Re: "raw" block devices?

Mark H. Wood (mwood@mhw.oit.iupui.edu)
Fri, 18 Oct 1996 08:11:44 -0500 (EST)


On Thu, 17 Oct 1996, Linus Torvalds wrote:

>
>
> On Thu, 17 Oct 1996, Ingo Molnar wrote:
> > >
> > > Sure, there are old-fashioned databases that think they can do a better job
> > > of it than the kernel does. They are usually wrong, I suspect. They are using
> > > raw devices more for historical reasons than anything else, and they could
> > > just as well use a filesystem.
> >
> > [yes, raw devices are a hack, still RDBMS ppl use it because:]
> >
> > one not-so obvious problem is that an RDBMS >has< to implement a
> > write-cache for itself. Thus if the block device would be buffered too (in
> > the kernel), then we had double buffering. [as it is buffered now]
>
> Not strictly true. Yes, there are ordering constraints, but you can handle
> them on a filesystem too (and people do). A raw device gives you more
> low-level control, but on the other hand it _also_ results in less chance for
> the OS to optimize data transfers for those cases where the optimizations
> would be valid.
>
> You can handle write ordering by using a log-based database (never overwrite
> any old data, so write ordering doesn't matter), and do a "fsync()" on the
> file when you commit. Voila, you just got guarantees about the file being
> on disk (assuming fsync() works as it is supposed to), and it doesn't
> matter if the OS decided it needed to write out part of the data earlier
> (in fact, that's only good for overlapping IO and calculations).

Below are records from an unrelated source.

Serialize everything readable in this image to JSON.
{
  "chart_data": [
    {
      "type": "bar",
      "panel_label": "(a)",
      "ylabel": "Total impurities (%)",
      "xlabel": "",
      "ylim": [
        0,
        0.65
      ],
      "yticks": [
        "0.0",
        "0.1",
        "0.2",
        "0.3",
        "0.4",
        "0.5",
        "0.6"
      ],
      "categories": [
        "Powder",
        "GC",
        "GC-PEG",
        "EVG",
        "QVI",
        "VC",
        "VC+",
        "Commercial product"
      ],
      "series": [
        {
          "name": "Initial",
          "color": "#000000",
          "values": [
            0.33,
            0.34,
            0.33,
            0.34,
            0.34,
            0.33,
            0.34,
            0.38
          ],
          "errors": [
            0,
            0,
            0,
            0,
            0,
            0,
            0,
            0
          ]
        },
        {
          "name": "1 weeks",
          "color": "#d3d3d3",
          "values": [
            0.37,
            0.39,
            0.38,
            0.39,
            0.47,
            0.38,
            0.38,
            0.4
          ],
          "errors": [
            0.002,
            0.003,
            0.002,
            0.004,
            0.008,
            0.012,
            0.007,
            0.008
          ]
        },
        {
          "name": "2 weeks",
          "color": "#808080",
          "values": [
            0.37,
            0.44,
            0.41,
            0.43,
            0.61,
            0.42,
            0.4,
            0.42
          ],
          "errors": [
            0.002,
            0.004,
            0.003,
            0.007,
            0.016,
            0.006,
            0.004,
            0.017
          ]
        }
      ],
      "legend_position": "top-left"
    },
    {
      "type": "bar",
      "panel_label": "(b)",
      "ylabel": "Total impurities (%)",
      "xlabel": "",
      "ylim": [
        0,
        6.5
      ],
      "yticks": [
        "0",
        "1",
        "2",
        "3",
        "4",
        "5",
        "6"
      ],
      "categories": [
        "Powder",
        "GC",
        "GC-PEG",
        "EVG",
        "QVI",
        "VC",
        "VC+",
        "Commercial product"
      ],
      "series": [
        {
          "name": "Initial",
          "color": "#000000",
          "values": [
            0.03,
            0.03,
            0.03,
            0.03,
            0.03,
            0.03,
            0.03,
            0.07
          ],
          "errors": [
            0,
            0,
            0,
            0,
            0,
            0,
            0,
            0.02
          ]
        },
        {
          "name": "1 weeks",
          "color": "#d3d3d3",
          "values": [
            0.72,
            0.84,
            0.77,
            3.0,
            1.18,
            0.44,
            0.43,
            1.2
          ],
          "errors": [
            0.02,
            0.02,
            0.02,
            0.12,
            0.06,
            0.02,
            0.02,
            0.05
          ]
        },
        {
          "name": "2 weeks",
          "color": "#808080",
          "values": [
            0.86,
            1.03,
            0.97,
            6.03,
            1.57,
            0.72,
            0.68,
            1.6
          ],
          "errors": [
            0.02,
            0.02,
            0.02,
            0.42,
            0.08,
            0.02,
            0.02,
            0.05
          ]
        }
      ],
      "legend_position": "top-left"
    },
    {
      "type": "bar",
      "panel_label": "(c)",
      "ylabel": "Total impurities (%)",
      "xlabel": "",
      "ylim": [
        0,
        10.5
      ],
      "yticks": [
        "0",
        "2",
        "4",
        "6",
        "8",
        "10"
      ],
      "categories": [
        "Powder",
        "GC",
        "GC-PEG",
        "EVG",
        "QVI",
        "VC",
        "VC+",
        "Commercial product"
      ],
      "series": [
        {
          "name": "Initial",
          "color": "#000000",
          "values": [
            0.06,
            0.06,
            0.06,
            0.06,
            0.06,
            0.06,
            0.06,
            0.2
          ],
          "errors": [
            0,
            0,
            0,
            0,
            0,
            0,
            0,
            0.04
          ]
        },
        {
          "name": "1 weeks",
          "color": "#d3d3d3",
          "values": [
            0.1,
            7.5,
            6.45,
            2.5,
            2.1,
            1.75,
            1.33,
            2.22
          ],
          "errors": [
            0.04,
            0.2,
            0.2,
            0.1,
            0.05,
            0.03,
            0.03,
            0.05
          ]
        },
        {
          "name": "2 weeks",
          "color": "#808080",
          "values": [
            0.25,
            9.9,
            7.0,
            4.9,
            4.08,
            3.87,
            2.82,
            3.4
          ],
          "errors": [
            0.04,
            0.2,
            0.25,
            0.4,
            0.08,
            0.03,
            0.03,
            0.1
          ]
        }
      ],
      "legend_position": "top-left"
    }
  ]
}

For example, RDB/VMS uses fairly ordinary files that you could just as
well access with normal QIO or RMS calls if you knew the internal
structure. I think it just maintains tight control over the ordering of
its writes when that's necessary. (Of course, VMS gives it tools to do
that, or this wouldn't work.) Digital did a *lot* of work to discover
where the order-dependencies are in their product, and it paid off.
(Trouble is, they got strapped for cash, so now it's paying off for Oracle
instead.)

Mark H. Wood, Lead System Programmer MWOOD@INDYVAX.IUPUI.EDU
Those who will not learn from history are doomed to reimplement it.